El gordo era el más extrovertido, pero también el más infantil, con unos cambios de carácter desconcertantes. Omar y el Pato eran muy callados, sobre todo en clase; aunque con una gran diferencia: Omar era naturalmente introvertido; el Pato no hablaba porque no quería; cuando quería, era jodón y ocurrente.

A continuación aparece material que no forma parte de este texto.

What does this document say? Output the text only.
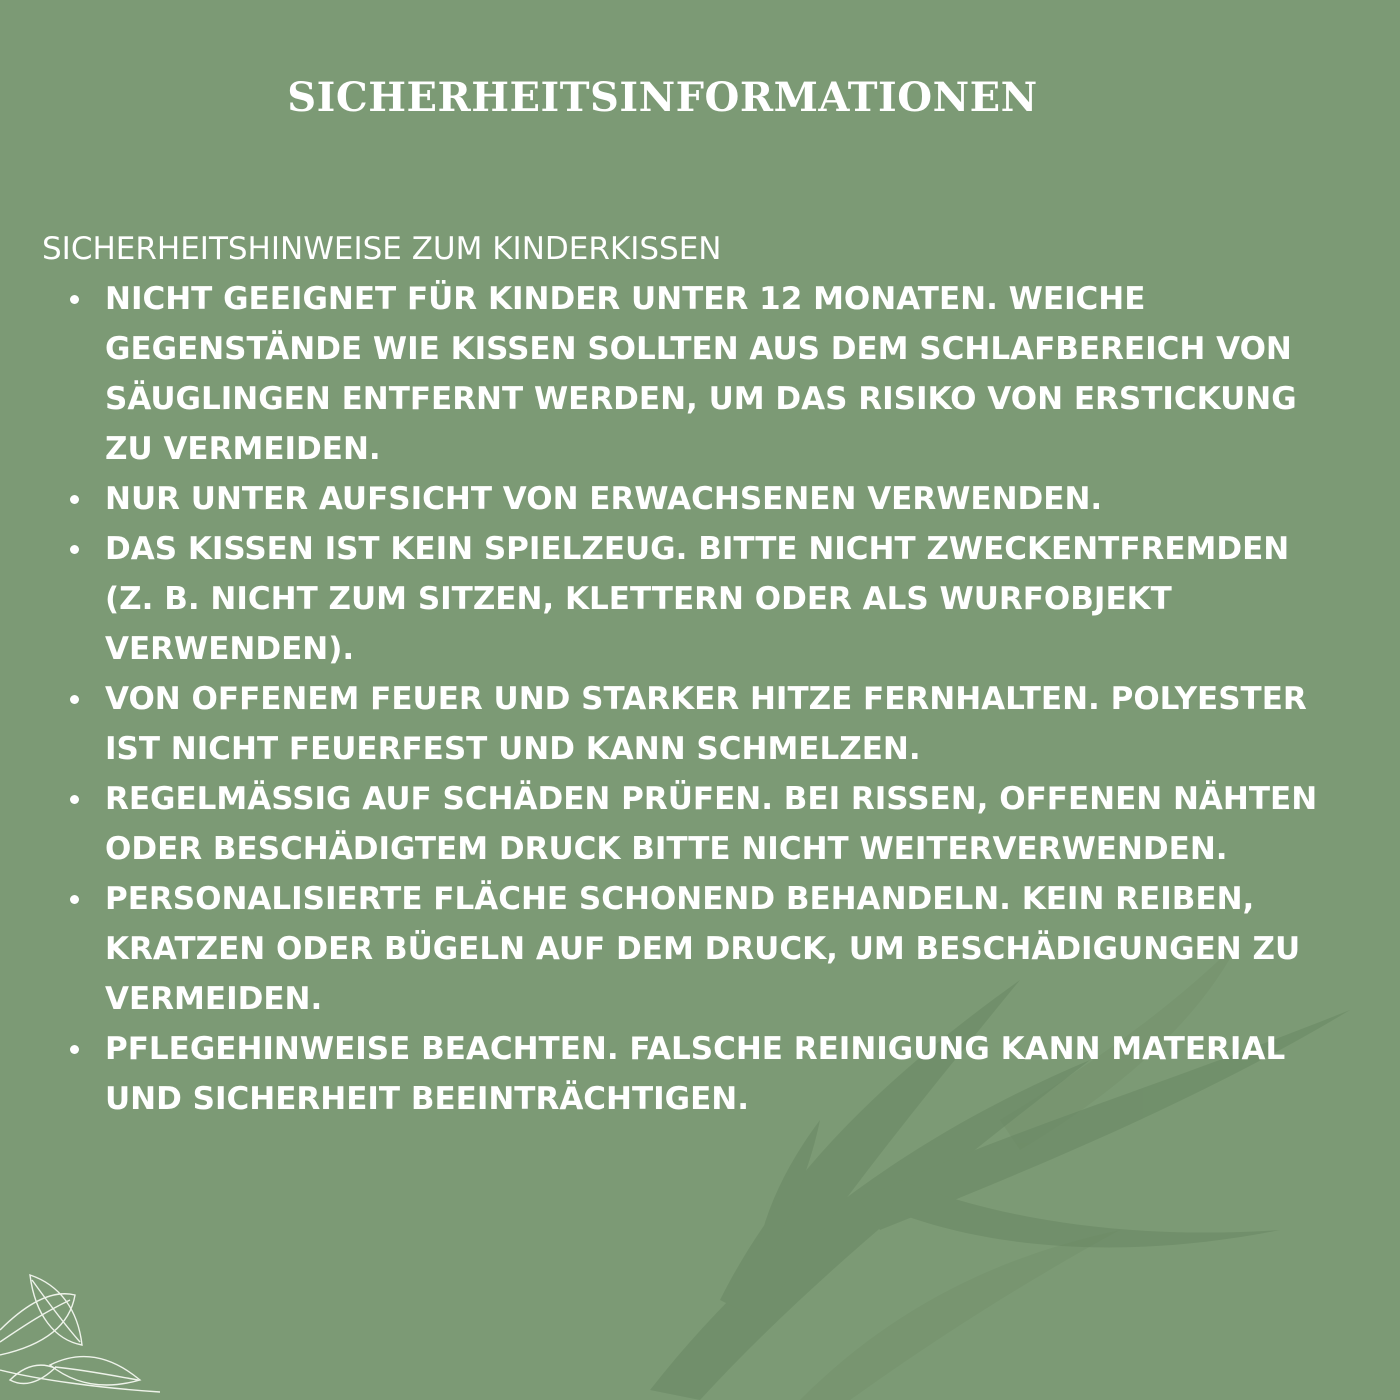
SICHERHEITSINFORMATIONEN
SICHERHEITSHINWEISE ZUM KINDERKISSEN
NICHT GEEIGNET FÜR KINDER UNTER 12 MONATEN. WEICHE GEGENSTÄNDE WIE KISSEN SOLLTEN AUS DEM SCHLAFBEREICH VON SÄUGLINGEN ENTFERNT WERDEN, UM DAS RISIKO VON ERSTICKUNG ZU VERMEIDEN.
NUR UNTER AUFSICHT VON ERWACHSENEN VERWENDEN.
DAS KISSEN IST KEIN SPIELZEUG. BITTE NICHT ZWECKENTFREMDEN (Z. B. NICHT ZUM SITZEN, KLETTERN ODER ALS WURFOBJEKT VERWENDEN).
VON OFFENEM FEUER UND STARKER HITZE FERNHALTEN. POLYESTER IST NICHT FEUERFEST UND KANN SCHMELZEN.
REGELMÄSSIG AUF SCHÄDEN PRÜFEN. BEI RISSEN, OFFENEN NÄHTEN ODER BESCHÄDIGTEM DRUCK BITTE NICHT WEITERVERWENDEN.
PERSONALISIERTE FLÄCHE SCHONEND BEHANDELN. KEIN REIBEN, KRATZEN ODER BÜGELN AUF DEM DRUCK, UM BESCHÄDIGUNGEN ZU VERMEIDEN.
PFLEGEHINWEISE BEACHTEN. FALSCHE REINIGUNG KANN MATERIAL UND SICHERHEIT BEEINTRÄCHTIGEN.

Un día, estábamos jodiendo Omar, el Pato, el Gordo y yo con el tema de Estudiantes; ellos me cargaban pero no tenían más remedio que tragársela. Omar había dibujado una Copa del Mundo y el Pato quería que se la mostrara, Omar se resistía y en un momento dado el Pato se calentó, se la quiso sacar y forcejearon como si estuviera en juego un botín fabuloso o un arma en una película de vaqueros. La copa quedó hecha trizas y la larga amistad de ellos años también. Orgullosos los dos, no volvieron a hablarse en toda la vida.
Ejercicios
Eran lindas esas clases de Educación Física. Entre el pasto húmedo de la mañana y el frío del invierno la relación entre los compañeros de división se hacía más cálida. Y más cruel al mismo tiempo, porque después venía el momento de la ducha y la prueba de fuego para la masculinidad. Los que la tenían muy chiquita ni se bañaban para que no los cargaran y algunos sorprendían con un miembro desproporcionado para su tamaño, como el caso de Daniel, que a pesar de ser todo flacucho y enclenque tenia una toronja descomunal, realzada por la circuncisión. Era la primera vez que yo veía a alguien con la cabeza del pito rebanada y me daba impresión, yo ni siquiera podía pelarla por la fimosis (el frenillo del pene demasiado corto). No tenía idea de que aquello fuese norma entre los judíos, pero Daniel no había sido circuncidado por ser judío sino, se me ocurre, por tenerla demasiado grande. El profesor se llamaba Oro y como era muy morocho algunos decían por lo bajo que era el “Oro Negro”. Él nos enseñó los primeros fundamentos de atletismo, softball, handball y algún otro deporte.
Selección Natural
Las primeras referencias sobre la calidad futbolística de mis compañeros de división se pusieron en evidencia al término de las esas clases, era el momento que estábamos esperando para irnos a jugar al fútbol. Esa era la primera “selección natural”, ahí empecé a darme cuenta que a algunos el fútbol no les interesaba para nada y que a otros no les interesaba tanto como para tener que andar corriendo. La entrada era, recuerdo, a las doce y cuarenta y cinco minutos y a Educación Física entrábamos a las nueve menos cuarto, así que había poco tiempo para, después de la clase, jugar, bañarse, ir a la casa en colectivo, almorzar y volver a la escuela. Pero a mi no me importaba, yo quería jugar igual y eran varios también los que se quedaban. Los suficientes como para armar un equipo de siete. No teníamos un buen arquero, pero lo teníamos a Joaquín de defensor, con el Tortuga o con Carlitos; al Pato en el medio y a Jorge adelante, con Omar y conmigo. Aunque esa formación podía llegar a alterarse si Carlitos y Jorge tenían que jugar al rugby. Al Gordo mucho no le gustaba jugar al fútbol, quizás porque se sentía más cómodo en la pesca; con la caña en la mano su peso no era una desventaja ostensible, como en la cancha. Sin embargo, tan mal no lo hacía. El Pato y Omar, no tardé en descubrirlo, eran decididamente buenos. Con estilos muy distintos: Omar era un talentoso, frío, pero genial por momentos, y pronto llegamos a formar una pareja brillante en la delantera de la división. El Pato era un batallador que manejaba bien la pelota, tipo Pachamé; le gustaba pisarla y por eso le habían puesto “El Pato” en su barrio, donde alguien alguna vez dijo que se parecía al Pato Pastoriza.